Employers should determine whether a non-exempt medical expense reimbursement arrangement they maintain constitutes an HRA, as described above. If it is determined that the arrangement constitutes an HRA, employers should confirm that the arrangement was in effect before September 23, 2010. An employer who confirms that the arrangement was in effect before September 23, 2010 need not file a waiver application, but must still comply with the record retention and annual notice requirements. If the arrangement was established on or after September 23, 2010, steps should be taken to ensure that the HRA meets an exemption from the restriction on annual limits requirement.

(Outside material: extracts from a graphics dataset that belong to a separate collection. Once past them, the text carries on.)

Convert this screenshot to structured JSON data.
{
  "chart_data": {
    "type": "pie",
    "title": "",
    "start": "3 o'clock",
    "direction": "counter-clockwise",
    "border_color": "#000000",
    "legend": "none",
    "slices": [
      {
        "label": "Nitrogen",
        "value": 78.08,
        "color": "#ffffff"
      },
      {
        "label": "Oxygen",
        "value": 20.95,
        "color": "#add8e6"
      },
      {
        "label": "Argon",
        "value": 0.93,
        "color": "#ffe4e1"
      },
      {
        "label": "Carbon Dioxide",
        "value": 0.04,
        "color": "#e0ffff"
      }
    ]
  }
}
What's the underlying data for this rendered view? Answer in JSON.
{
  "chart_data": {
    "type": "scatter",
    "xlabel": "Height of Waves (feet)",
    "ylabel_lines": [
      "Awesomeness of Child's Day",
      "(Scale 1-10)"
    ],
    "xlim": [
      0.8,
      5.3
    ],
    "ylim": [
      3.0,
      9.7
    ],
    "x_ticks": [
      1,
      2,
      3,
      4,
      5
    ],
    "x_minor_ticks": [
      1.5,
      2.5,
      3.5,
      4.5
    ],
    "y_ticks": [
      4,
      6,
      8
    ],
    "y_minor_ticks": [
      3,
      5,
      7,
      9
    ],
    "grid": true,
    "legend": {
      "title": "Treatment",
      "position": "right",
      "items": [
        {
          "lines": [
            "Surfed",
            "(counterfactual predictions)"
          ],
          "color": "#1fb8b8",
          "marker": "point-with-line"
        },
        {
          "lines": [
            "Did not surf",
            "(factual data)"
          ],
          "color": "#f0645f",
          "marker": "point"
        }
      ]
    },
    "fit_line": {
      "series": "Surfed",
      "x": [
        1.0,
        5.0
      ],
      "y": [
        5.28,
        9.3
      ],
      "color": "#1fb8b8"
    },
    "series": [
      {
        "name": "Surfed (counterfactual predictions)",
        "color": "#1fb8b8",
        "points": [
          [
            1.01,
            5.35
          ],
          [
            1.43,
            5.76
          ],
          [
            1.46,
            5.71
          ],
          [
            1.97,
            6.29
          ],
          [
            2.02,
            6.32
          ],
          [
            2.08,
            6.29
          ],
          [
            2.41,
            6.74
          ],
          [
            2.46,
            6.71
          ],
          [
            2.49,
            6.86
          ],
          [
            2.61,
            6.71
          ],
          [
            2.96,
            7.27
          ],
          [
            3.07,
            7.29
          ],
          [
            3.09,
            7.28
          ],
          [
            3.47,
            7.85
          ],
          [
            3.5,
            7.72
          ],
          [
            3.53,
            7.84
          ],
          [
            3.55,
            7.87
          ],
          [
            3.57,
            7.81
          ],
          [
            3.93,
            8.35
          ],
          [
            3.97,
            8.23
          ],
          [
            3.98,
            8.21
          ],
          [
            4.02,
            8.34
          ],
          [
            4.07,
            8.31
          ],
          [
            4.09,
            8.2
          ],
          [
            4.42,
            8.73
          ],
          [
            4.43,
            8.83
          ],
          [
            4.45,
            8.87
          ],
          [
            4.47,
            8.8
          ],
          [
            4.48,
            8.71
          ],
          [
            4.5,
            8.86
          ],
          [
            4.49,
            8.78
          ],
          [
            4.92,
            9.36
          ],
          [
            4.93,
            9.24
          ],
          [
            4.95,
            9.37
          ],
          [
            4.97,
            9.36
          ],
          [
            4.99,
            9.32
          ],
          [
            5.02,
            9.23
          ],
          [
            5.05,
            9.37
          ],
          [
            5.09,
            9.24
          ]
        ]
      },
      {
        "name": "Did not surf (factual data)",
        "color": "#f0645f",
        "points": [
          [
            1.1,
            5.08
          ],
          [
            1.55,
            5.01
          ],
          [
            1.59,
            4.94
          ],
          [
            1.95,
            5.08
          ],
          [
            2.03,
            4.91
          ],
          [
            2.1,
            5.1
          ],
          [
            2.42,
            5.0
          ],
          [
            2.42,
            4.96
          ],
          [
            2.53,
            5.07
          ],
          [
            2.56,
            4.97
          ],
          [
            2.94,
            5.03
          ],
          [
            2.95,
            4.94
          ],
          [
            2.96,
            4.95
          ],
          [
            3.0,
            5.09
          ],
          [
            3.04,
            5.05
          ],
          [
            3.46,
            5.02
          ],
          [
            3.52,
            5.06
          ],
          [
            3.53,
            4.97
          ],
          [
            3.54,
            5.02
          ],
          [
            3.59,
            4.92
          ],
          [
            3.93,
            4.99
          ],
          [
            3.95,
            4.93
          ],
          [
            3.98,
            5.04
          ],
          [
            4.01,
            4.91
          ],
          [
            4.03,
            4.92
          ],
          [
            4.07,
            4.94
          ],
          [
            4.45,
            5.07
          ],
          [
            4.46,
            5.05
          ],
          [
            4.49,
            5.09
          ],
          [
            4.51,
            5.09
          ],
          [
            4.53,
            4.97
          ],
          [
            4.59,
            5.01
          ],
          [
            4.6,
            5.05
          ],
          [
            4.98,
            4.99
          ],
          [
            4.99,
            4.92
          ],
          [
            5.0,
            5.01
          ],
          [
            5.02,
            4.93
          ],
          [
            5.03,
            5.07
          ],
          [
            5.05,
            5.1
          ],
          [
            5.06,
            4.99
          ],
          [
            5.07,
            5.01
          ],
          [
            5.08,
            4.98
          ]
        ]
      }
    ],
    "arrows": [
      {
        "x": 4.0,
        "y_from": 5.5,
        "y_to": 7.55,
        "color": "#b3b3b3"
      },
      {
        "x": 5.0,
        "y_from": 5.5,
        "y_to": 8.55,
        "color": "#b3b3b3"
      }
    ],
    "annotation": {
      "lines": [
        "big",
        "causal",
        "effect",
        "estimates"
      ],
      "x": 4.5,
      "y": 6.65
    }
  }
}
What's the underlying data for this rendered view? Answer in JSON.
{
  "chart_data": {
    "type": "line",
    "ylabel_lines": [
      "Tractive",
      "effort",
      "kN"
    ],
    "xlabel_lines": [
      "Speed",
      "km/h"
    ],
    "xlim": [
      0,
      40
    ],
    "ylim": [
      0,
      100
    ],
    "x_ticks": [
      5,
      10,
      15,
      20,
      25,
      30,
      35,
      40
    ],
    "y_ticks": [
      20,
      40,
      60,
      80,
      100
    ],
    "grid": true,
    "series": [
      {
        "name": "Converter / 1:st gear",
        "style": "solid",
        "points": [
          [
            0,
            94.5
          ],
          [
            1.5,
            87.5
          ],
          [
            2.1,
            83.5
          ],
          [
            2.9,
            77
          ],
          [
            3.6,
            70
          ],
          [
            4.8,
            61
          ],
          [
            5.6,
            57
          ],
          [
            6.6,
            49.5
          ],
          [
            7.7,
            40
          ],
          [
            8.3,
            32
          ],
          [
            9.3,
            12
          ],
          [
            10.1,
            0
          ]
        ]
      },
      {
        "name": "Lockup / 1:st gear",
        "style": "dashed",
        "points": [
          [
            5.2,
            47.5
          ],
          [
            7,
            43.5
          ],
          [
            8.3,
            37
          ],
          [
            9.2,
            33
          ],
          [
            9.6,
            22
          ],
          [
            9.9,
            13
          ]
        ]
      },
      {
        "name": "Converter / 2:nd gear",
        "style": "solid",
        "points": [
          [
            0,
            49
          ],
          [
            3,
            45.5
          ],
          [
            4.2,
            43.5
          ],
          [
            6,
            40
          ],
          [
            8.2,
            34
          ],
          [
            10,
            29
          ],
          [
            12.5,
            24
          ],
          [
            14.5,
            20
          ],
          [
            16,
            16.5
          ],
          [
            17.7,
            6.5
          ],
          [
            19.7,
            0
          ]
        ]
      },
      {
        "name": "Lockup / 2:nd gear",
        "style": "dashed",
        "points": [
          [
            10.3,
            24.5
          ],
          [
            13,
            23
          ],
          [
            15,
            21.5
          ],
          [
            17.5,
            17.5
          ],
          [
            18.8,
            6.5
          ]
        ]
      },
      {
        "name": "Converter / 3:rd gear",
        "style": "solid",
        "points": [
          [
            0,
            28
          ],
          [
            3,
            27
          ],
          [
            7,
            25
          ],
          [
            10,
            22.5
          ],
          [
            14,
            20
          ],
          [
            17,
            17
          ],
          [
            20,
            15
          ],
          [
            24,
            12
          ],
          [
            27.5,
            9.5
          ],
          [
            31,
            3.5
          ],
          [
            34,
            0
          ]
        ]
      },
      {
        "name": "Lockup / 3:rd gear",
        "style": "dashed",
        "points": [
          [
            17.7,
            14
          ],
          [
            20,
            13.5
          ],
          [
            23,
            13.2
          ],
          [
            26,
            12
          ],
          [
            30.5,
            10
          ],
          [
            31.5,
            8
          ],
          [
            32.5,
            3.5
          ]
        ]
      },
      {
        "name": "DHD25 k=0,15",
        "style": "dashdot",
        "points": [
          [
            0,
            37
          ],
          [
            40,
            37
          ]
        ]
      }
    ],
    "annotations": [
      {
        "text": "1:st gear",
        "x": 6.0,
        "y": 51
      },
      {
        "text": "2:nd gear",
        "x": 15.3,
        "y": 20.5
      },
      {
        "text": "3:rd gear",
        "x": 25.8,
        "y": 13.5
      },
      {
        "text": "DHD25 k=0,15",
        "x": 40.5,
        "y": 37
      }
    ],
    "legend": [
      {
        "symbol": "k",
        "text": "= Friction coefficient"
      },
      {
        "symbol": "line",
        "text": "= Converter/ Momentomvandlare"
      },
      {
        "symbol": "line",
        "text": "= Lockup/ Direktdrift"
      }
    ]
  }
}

If it is determined under HHS guidance that a non-exempt medical expense reimbursement arrangement does not constitute an HRA, employers should examine whether the arrangement satisfies the restricted annual limits requirement. If the arrangement does not meet the requirement, an employer should determine whether the arrangement was in effect before September 23, 2010. If the arrangement was in effect before September 23, 2010, the employer would be well-advised to pursue a new waiver or apply for an extended waiver. On the other hand, if the arrangement was not effective until on or after September 23, 2010, the restriction on annual limits requirement must be met.